Elle est l’héritière de la MIFERMA, une société aux capitaux européens montée, dans les années 1940, à l’initiative des Français, pour l’exploitation des riches gisements de fer découvets à l’époque en Mauritanie, et qui constituent, aujourd’hui encore, avec le poisson, la principale ressource économique de ce pays. Quand les Algériens -par Polisario interposé- avaient voulu, dans les 1970, mettre à genoux la Mauritanie coupable, à leurs yeux, d’avoir noué une alliance stratégique avec le Maroc, ils ont pris comme cœur de cible, les installations de la SNIM. Tout cela pour dire que le vol en question n’était point anodin.
Epaulés par des agents américains, les Mauritaniens arrivent rapidement à déterminer l’identité du «cerveau» de cette opération, Baba Ould Mohamed Bakhili, un activiste notoire du Front Polisario et celle de ses trois principaux complices, Mohamed El Hussein Oul M’kheitir, Mohamed Ould Ahmed Ould M’kheitir et Mohamed Ould Khatri, tous de nationalité mauritanienne, mais connus pour leurs sympathies affichées, voire leur identification totale aux Saharouis de Tindouf.

Fugitifs

Mais l’essentiel restait à faire. Il fallait, au plus vite, mettre la main sur les voleurs et récupérer les explosifs. Il n’est pas question pour les Mauritaniens, ni pour leurs voisins -surtout marocains- et encore moins pour leurs nouveaux alliés américains de laisser cet «arsenal fatal» parvenir à des groupuscules terroristes ou aux guérilleros du Polisario installés dans le sud-ouest algérien pas très loin de la ville de Zouérate, où ce vol a eu lieu.

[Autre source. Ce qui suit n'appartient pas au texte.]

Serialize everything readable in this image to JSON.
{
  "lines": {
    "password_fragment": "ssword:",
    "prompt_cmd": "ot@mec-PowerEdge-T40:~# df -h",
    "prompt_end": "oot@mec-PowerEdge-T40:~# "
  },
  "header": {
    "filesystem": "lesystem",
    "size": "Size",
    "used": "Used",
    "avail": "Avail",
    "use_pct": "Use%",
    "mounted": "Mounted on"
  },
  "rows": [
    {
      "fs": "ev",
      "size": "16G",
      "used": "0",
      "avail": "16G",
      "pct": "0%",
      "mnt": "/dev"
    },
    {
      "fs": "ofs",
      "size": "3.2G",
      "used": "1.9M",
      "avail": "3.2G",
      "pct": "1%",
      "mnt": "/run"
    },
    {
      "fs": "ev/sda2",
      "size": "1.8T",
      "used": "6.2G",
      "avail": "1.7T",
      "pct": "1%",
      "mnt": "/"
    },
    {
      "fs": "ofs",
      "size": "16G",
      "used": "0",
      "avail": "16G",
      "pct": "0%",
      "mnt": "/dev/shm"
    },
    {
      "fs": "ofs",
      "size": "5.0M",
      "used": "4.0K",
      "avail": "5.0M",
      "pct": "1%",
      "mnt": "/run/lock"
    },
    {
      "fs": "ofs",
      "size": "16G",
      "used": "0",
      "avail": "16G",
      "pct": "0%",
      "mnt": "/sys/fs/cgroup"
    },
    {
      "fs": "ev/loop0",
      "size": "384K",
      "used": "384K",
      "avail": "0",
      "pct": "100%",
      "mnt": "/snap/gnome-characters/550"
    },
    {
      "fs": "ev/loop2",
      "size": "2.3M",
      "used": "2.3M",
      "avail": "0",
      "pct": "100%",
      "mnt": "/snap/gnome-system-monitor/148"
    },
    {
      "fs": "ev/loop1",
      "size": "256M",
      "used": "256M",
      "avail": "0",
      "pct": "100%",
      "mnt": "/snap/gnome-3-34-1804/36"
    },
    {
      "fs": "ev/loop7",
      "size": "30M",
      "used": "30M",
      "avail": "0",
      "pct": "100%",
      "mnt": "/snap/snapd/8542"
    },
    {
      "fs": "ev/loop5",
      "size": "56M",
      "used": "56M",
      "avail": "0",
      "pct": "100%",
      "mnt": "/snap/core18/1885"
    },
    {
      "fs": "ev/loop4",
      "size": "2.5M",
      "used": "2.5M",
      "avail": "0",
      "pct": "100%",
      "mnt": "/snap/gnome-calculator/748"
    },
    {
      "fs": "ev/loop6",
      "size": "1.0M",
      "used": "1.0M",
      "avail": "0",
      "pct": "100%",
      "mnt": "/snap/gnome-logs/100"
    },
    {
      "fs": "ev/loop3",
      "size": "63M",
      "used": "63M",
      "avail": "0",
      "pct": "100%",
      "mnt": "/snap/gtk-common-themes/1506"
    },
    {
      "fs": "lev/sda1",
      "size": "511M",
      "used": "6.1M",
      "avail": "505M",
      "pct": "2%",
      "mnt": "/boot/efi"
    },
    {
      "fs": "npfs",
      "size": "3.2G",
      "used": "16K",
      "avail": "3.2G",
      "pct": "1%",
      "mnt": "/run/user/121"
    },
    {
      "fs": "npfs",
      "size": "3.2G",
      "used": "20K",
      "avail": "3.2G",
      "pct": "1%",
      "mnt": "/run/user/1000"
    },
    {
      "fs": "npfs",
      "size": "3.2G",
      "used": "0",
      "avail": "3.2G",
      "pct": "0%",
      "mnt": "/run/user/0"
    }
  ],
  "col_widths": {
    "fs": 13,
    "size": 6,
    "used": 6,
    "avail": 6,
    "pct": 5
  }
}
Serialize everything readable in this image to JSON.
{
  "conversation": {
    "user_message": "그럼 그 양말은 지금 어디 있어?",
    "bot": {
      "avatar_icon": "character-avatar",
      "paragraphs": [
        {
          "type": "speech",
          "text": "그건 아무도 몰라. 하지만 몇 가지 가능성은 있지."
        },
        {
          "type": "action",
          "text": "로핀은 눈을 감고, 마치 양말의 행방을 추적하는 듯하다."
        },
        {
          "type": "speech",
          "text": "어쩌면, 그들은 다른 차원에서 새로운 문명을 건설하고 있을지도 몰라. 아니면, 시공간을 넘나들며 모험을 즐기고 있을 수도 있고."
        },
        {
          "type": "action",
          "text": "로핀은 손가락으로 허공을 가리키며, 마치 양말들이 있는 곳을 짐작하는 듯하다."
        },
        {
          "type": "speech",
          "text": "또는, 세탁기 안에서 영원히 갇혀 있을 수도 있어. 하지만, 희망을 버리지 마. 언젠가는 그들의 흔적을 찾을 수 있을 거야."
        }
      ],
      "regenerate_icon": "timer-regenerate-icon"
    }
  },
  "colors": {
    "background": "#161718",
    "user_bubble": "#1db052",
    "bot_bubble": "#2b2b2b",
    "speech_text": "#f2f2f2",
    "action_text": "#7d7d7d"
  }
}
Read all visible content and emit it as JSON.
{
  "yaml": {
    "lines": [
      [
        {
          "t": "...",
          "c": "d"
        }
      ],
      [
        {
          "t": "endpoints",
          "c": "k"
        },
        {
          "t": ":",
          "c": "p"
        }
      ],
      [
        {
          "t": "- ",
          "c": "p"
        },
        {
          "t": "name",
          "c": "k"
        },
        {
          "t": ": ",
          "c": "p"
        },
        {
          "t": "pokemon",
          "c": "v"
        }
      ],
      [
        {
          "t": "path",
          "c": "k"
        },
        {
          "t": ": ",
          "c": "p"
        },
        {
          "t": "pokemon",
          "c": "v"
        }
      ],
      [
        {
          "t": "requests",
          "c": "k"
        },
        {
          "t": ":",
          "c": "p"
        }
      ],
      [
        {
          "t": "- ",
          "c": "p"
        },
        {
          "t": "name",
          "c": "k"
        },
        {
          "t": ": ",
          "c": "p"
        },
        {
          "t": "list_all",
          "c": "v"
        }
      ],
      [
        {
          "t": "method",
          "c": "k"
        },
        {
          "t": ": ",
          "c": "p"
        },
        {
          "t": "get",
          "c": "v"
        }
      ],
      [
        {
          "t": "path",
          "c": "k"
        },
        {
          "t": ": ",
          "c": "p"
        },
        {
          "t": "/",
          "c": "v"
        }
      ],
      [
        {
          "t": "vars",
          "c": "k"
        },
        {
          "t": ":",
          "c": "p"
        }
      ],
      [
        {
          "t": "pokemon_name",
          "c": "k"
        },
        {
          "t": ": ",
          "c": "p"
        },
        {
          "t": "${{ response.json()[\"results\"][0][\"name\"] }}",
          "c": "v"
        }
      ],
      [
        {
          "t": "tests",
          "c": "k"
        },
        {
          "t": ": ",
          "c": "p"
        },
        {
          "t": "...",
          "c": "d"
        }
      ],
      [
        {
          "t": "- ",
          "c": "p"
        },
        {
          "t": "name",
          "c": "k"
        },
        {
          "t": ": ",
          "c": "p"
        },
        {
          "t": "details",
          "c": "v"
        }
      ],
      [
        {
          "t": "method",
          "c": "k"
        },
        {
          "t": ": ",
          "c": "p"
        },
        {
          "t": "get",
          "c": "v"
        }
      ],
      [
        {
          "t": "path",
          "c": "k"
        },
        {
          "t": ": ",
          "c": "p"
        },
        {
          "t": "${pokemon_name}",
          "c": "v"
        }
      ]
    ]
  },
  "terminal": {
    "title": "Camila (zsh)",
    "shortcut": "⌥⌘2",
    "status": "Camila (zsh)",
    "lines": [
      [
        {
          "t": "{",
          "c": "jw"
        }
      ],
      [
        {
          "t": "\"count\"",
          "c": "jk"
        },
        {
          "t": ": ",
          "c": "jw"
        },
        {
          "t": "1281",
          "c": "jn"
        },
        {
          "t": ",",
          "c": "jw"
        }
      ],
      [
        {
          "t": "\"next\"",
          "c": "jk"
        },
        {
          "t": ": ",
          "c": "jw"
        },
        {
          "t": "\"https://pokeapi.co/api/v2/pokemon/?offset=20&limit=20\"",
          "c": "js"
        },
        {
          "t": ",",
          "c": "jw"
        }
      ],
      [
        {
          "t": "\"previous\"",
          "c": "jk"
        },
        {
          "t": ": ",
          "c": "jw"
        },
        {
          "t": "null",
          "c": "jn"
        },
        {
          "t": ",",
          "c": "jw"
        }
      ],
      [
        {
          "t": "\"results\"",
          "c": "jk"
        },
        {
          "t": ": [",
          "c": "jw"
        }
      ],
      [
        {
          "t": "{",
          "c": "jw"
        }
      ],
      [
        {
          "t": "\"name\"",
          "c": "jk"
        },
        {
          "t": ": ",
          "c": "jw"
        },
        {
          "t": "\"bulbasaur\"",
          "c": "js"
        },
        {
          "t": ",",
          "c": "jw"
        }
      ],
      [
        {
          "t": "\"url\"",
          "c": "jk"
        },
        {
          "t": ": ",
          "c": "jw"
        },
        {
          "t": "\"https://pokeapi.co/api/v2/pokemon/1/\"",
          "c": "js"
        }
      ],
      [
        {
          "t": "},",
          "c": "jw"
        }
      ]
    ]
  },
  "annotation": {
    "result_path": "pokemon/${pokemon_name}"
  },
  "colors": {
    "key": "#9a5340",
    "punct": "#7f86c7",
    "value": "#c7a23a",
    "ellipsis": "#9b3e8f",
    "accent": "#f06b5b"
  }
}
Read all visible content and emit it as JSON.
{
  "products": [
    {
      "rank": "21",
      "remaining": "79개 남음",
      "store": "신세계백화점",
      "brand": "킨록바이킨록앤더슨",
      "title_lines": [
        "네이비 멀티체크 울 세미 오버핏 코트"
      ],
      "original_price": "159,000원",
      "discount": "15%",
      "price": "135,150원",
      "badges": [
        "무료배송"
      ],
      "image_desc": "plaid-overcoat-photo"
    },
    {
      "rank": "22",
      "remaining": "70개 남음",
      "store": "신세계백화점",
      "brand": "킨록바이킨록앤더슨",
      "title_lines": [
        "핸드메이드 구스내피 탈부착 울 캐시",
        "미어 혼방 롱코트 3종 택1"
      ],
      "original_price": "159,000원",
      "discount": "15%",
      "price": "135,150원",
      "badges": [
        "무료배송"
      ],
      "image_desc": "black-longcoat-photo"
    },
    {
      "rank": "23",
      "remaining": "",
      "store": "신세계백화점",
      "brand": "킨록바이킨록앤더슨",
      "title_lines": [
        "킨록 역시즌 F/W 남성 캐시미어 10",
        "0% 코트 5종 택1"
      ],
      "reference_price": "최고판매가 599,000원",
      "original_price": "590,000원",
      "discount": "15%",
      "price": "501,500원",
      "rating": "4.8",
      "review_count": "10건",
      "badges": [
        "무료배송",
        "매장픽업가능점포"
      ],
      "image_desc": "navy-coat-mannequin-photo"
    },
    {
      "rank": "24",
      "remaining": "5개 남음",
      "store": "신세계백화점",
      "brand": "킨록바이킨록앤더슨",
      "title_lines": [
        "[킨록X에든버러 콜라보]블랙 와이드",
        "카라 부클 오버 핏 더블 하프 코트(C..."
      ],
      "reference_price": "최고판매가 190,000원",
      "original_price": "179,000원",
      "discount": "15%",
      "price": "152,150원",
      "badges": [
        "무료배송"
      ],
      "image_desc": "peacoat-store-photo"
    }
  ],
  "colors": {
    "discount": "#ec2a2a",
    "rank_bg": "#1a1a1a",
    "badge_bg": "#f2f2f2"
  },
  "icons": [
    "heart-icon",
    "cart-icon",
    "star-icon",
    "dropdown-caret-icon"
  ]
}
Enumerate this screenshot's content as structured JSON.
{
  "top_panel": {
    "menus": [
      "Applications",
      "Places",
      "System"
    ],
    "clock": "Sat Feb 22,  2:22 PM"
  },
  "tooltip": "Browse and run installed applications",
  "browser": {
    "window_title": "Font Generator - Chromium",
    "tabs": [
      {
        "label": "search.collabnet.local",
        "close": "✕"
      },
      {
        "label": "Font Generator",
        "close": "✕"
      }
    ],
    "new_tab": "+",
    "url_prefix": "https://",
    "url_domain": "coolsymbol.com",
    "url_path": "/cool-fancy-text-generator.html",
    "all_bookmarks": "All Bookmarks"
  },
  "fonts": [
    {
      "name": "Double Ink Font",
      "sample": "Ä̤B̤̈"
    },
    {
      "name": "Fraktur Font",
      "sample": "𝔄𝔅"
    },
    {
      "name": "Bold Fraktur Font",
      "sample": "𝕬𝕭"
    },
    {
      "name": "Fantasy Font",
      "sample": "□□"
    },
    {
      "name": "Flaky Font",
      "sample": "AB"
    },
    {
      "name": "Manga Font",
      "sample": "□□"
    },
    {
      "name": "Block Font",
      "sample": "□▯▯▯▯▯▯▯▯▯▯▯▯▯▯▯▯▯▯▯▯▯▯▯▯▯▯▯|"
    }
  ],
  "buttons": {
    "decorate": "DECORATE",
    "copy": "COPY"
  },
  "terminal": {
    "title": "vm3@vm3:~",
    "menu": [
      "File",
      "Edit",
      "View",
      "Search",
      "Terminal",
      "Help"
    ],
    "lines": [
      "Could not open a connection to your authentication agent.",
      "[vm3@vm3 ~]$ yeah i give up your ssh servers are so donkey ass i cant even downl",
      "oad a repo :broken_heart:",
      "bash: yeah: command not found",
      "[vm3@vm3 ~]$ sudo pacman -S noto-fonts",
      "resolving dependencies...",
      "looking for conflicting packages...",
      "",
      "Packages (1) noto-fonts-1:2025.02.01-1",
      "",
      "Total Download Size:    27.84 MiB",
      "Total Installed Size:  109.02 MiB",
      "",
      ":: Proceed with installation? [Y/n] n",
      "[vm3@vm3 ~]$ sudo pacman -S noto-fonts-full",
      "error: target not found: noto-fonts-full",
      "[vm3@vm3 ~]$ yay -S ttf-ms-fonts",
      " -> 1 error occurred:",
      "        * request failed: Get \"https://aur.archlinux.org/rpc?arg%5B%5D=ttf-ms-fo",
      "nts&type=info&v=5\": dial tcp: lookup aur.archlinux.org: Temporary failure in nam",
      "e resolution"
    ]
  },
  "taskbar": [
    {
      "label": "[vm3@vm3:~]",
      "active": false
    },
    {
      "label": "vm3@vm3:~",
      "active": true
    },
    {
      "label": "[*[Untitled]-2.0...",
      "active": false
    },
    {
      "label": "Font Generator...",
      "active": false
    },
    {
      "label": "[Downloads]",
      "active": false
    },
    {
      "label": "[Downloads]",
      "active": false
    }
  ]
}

La traque sera sans répit. Le déploiement en nombre de l’armée mauritanienne dans la zone notamment au long de la frontière avec l’Algérie et la main invisible -mais efficace- prêtée par Washington dissuadent les auteurs du vol de tenter d’acheminer leur précieux et dangereux butin à Tindouf. Les explosifs seront dissimulés, à la faveur de la nuit, dans des cachots à Zouérate, où la plupart des voleurs resteront tapis. La ville -et dans une certaine mesure l’ensemble du nord de la Mauritanie- est un lieu sûr pour ceux-là.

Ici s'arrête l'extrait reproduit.